Sakalle Salil, Saroshe Satish, Shukla Harish, Mutha Anita, Vaze Ameya, Arora Arpit, Athotra Aditya, Ramaswamy Sudarshan, Jain Arania, Dhuria Meera, Patil Anil D, Rai Arvind, Garg Suneela, Jain Sudhir K, Bindal Jyoti, Singh Sujeet K
MGM Medical College, Indore, Madhya Pradesh, India.
Department of Health Service, Govt. of M.P., Madhya Pradesh, India.
J Family Med Prim Care. 2021 Mar;10(3):1479-1484. doi: 10.4103/jfmpc.jfmpc_2015_20. Epub 2021 Apr 8.
In India, laboratory diagnosis of SARS - CoV-2 infection has been mostly based on real-time reverse transcriptase-polymerase chain reaction (RT-PCR). Studies have shown that Viral titres peak within the first week of symptoms but may decline later hampering RT-PCR-based diagnostic strategies. Exact estimate is difficult under high-risk screening strategy with evidences of having large number of asymptomatic cases. This has prompted a call for adoption of antibody testing as potential source of data.
A cross-sectional study with a sample size of 7000 was conducted for 15 days including all the 85 wards under Indore Municipal Corporation. Stratified Random Sampling was used to collect the samples. Trained teams collected basic sociodemographic information and serum samples which were tested for the presence of specific antibodies to COVID-19 using ICMR-Kavach IgG ELISA kits. The data collected was compiled and analysed using appropriate statistical software.

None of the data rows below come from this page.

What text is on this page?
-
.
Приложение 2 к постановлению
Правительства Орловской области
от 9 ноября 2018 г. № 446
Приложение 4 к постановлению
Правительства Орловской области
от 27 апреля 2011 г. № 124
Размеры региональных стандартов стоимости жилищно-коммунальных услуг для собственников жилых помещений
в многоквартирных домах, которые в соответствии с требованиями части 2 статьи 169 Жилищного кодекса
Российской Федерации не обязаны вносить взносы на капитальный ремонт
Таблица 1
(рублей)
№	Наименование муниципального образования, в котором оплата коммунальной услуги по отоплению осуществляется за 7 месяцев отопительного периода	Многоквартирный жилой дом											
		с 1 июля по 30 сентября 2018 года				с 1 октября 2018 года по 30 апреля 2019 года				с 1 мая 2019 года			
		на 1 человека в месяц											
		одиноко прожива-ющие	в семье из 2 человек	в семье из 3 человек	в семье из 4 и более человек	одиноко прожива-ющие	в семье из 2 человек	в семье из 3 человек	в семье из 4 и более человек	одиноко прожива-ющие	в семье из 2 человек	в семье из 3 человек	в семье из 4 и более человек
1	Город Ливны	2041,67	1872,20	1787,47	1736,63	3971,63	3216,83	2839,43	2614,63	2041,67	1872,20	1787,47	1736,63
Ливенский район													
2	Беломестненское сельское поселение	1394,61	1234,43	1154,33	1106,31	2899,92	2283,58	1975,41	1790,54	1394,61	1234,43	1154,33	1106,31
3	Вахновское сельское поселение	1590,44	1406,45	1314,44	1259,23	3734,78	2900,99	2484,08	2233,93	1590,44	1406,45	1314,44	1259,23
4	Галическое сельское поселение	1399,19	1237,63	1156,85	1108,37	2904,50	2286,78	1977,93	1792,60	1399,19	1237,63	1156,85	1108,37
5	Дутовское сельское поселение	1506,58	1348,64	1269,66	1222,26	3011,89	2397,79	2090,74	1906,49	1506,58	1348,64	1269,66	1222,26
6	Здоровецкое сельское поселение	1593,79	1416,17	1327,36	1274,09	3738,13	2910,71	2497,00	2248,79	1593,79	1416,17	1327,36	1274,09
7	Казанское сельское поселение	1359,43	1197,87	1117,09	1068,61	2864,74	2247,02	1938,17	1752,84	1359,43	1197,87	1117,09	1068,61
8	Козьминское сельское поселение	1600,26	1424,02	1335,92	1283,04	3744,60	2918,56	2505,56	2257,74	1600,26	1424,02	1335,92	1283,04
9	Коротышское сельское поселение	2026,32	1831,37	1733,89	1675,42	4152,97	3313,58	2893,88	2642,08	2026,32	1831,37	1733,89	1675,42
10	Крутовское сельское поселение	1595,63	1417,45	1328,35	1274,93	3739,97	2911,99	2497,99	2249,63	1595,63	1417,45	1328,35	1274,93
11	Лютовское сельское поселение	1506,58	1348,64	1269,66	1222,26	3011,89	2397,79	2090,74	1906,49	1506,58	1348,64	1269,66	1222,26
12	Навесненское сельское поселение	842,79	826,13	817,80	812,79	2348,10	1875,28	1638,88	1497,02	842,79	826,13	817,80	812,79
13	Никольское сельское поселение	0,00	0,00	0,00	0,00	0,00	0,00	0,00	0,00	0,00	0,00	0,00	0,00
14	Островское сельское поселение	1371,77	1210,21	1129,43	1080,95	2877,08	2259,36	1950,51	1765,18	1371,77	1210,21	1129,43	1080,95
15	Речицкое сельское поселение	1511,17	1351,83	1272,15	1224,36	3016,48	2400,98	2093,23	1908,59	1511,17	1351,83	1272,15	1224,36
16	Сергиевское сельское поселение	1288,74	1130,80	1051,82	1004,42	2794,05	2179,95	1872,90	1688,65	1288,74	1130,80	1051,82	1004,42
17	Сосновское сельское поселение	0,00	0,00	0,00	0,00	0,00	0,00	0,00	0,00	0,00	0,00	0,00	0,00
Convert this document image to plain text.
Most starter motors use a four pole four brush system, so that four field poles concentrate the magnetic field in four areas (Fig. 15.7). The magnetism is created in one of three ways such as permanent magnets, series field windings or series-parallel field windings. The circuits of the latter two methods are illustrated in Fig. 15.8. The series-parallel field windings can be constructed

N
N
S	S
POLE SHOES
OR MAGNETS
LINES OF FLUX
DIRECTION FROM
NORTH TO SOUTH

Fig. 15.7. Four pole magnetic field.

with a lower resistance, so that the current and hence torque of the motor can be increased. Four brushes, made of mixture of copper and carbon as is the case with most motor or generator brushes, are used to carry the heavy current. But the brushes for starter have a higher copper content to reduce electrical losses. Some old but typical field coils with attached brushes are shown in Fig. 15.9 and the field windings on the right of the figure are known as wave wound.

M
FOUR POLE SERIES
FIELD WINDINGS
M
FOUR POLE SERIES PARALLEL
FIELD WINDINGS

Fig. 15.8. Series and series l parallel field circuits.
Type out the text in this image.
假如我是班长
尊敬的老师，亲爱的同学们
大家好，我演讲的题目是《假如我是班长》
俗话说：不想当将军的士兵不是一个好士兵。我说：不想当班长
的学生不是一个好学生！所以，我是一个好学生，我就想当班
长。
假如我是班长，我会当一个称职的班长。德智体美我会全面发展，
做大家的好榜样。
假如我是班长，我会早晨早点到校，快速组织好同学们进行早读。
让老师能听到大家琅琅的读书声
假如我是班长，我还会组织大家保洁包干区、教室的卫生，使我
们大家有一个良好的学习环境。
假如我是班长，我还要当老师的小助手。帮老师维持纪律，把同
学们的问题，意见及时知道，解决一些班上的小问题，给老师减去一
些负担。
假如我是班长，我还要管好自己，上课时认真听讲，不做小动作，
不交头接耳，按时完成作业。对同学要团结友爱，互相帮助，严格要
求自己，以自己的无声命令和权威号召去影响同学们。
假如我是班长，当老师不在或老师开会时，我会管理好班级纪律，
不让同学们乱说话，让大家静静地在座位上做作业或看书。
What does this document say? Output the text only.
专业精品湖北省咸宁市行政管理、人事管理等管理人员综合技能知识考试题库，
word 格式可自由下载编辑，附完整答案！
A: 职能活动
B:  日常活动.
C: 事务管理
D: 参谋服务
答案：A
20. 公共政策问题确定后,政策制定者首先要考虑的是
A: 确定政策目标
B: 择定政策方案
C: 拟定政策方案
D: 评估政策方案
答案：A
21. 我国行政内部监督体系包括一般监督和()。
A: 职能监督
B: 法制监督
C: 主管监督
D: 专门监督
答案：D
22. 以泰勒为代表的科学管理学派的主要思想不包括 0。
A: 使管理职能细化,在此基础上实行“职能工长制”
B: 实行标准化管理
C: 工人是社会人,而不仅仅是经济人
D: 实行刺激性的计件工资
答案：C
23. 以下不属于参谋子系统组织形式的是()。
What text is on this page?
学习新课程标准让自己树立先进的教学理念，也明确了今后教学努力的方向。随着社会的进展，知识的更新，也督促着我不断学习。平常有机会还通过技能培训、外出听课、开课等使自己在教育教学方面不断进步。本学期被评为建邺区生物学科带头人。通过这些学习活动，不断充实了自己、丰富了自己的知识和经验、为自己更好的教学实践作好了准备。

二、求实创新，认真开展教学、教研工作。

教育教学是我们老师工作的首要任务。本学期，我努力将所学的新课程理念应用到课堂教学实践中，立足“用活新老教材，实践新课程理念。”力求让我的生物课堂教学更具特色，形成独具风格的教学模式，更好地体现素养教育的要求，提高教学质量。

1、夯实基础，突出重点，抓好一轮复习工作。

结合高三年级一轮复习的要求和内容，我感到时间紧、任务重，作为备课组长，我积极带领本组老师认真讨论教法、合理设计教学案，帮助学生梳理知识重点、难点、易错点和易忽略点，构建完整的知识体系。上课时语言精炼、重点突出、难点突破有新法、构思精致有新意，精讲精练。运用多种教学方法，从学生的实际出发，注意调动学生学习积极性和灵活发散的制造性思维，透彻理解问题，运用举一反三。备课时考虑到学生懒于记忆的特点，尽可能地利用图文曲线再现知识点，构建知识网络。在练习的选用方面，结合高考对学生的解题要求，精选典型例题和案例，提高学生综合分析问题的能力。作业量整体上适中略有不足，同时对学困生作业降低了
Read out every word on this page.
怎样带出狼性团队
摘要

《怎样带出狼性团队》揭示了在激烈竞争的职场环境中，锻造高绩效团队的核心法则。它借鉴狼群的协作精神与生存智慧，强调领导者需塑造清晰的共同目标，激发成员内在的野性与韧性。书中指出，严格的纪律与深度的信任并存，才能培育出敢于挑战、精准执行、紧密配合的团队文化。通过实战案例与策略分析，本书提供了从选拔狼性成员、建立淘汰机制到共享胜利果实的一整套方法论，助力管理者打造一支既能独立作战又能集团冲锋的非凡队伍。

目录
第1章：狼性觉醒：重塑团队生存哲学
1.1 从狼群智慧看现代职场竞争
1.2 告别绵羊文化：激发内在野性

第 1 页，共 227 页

Overall weighted seroprevalence of the study population was found to be 7.75%. The prevalence in males and females was comparable (7.91% vs 7.57%). Highest seropositivity (10.04%) was seen among individuals aged more than 60 years. Total number of infections in the population were estimated to be 2,03,160. Overall Case Infection Ratio was found to be 27.43.
The current seroprevalence study provides information on proportion of the population exposed, but the correlation between presence and absence of antibodies is not a marker of total or partial immunity. It must also be noted that more than 90 percent of the population is still susceptible for COVID-19 infection. Hence, non-pharmaceutical interventions like respiratory hygiene, physical distancing, hand sanitization, usage of personal protective equipment such as masks and implementation of public health measures need to be continued.
在印度,严重急性呼吸综合征冠状病毒2(SARS-CoV-2)感染的实验室诊断主要基于实时逆转录聚合酶链反应(RT-PCR)。研究表明,病毒载量在症状出现的第一周内达到峰值,但随后可能下降,这会妨碍基于RT-PCR的诊断策略。在存在大量无症状病例证据的高风险筛查策略下,很难进行准确估计。这促使人们呼吁采用抗体检测作为潜在的数据来源。
进行了一项为期15天的横断面研究,样本量为7000,涵盖印多尔市市政公司下属的所有85个病房。采用分层随机抽样收集样本。训练有素的团队收集基本的社会人口统计学信息和血清样本,使用印度医学研究理事会(ICMR)-卡瓦奇IgG酶联免疫吸附测定(ELISA)试剂盒检测样本中是否存在针对2019冠状病毒病(COVID-19)的特异性抗体。使用适当的统计软件对收集到的数据进行整理和分析。
研究人群的总体加权血清阳性率为7.75%。男性和女性的患病率相当(7.91%对7.57%)。60岁以上人群的血清阳性率最高(10.04%)。估计该人群中的感染总数为203160例。总体病例感染率为27.43。
当前的血清阳性率研究提供了关于暴露人群比例的信息,但抗体的存在与否之间的相关性并非完全或部分免疫的标志。还必须指出的是,超过90%的人群仍然易感染COVID-19。因此,诸如呼吸道卫生、保持身体距离、手部消毒、使用口罩等个人防护设备以及实施公共卫生措施等非药物干预措施仍需继续。